Many rules and regulations are already in place for when you go to vote so we have outlined what you need to know.

Here's what you can and cannot do at the polling station

How do I find my polling station?

If you have registered to vote you should have received a polling card in the post.

This card will have your polling number and the address for where you cast your vote - your polling station.

Alternatively, you can check here.

To vote, you have to turn up at the polling station between 07:00 and 22:00 today.

Do I need to bring my polling card?

No, you do not have to bring your polling card when you vote.

However, this can speed up the process when you are there.

What if I have not received my card?

If your card has not turned up and you do not know where your polling station is, you can contact your local authority's election office.

Will polling stations be Covid safe?

Yes, polling stations will be Covid safe.

There will be extra signs, plastic screens, one-way systems, and hand sanitiser in place.

Do I need to wear a face-covering?

Yes, everyone is asked to wear a face-covering inside the polling station.

However, the Electoral Commission says no-one will be turned away if they refuse to wear one.

What if I cannot turn up on the day?

It is too late to apply for a postal vote.

However, you can still apply for an emergency proxy vote if you meet certain conditions.

Can I sign my ballot paper?

Yes but if your name is identifiable, the vote will not count.

Can I tell my social media followers how I voted?

Yes but you cannot take a picture of the ballot paper or you could get a fine of up to £5,000, or six months in prison.

Should I bring my own pen or pencil?

Voters are asked to bring their own pen or pencil, to keep the process as hygienic as possible.
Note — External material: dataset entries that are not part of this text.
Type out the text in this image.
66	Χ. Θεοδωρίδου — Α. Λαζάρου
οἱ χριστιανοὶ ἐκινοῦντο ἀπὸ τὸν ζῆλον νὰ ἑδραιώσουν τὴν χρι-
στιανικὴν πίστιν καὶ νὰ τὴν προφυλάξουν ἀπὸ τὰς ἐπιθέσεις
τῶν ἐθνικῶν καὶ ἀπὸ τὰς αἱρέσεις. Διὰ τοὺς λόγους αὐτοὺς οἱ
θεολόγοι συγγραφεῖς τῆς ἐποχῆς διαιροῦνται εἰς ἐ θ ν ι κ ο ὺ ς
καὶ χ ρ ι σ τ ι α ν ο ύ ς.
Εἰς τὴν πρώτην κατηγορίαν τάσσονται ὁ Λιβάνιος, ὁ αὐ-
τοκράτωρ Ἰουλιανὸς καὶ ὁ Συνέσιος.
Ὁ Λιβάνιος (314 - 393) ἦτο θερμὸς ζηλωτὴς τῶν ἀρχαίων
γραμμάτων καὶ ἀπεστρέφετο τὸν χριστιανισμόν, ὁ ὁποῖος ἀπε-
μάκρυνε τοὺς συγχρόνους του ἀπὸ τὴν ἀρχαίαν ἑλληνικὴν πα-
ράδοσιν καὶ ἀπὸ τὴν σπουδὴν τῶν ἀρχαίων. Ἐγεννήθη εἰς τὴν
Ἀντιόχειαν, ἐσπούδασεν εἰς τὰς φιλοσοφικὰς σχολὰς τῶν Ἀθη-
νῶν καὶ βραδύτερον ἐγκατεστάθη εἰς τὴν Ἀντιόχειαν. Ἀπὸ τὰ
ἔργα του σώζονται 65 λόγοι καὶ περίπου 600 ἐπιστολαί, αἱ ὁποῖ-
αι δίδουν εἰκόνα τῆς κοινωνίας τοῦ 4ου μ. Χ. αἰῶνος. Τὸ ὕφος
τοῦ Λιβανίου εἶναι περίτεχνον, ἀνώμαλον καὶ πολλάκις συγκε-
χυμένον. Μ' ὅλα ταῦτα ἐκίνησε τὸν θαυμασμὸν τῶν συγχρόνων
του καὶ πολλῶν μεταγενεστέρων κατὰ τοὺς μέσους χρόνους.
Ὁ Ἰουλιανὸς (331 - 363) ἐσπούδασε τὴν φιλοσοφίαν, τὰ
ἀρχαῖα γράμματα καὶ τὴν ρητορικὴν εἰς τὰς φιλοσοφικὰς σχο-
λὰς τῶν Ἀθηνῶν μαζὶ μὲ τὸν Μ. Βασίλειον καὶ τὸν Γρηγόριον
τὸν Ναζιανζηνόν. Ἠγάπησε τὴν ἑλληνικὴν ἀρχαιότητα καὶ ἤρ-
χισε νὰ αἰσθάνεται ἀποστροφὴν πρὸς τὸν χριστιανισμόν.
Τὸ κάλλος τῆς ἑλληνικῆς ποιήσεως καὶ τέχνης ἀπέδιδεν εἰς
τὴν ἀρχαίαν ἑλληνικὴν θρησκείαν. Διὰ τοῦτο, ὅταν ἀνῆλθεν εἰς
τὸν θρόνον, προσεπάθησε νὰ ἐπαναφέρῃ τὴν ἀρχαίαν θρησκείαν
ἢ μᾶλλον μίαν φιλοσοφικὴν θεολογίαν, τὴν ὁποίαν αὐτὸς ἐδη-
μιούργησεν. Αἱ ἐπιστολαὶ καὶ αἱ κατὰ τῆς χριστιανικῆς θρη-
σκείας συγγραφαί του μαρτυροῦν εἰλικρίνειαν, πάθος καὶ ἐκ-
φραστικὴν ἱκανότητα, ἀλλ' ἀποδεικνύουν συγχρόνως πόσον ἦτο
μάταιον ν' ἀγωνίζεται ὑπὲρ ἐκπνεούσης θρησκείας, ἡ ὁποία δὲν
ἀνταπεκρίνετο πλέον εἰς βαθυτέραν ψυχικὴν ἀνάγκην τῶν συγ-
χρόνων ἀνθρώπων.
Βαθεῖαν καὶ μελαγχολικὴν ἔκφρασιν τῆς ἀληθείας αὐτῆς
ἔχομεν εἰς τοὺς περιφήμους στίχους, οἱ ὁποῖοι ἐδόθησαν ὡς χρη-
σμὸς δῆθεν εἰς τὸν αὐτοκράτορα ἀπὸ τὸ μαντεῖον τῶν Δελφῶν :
But some pencils should be available in the polling station, for those who forget.

Are pets allowed?

No. Animals, apart from assistance dogs, are not usually allowed in polling stations.

Border Telegraph:

Can I wear political clothing?

Yes, but campaigning inside polling stations is not permitted.

Can I vote if I've been drinking?

Yes as long as you are not disruptive. 

Can I take a selfie?

The Electoral Commission advises against this because it risks accidentally giving away how someone else voted.

But people are welcome to share photos taken outside a polling station "to encourage your friends and family to vote".

Can I discuss the candidates?

No. Political discussion is banned inside polling stations.

Staff will intervene if they hear any chat about candidates or parties.

Can my children come?

Bringing children to the polling station is encouraged, because it is seen as educating them about democracy.

But a child is not allowed to mark your vote on the ballot paper.

Can I spoil my ballot paper?

Some people deliberately spoil their vote - for example, by writing a message on the ballot paper as a protest.

These are recorded but do not count for or against any candidate.

Is voting compulsory?

No - it is entirely up to you whether or not you vote.

Who counts the votes?

Local councils recruit the presiding officer and staff to conduct the ballot, count the votes and process the postal votes.

When will I know who won the election?

The first councils will be counted overnight into early Friday morning.

But making the process Covid-secure means the results will probably take much longer than usual - possibly as late as Monday in some areas.

Can I have help if I am disabled?

The presiding officer can mark the paper for you, or a close adult family member or another eligible voter, such as a support worker, can accompany you.

People with a visual impairment can request a device that lets them mark their own ballot paper. A large-print version should also be available.

Polling stations are selected for accessibility. But if a voter cannot enter, the presiding officer may take the ballot paper to them.

For help, call the Electoral Commission on 0333 103 1928.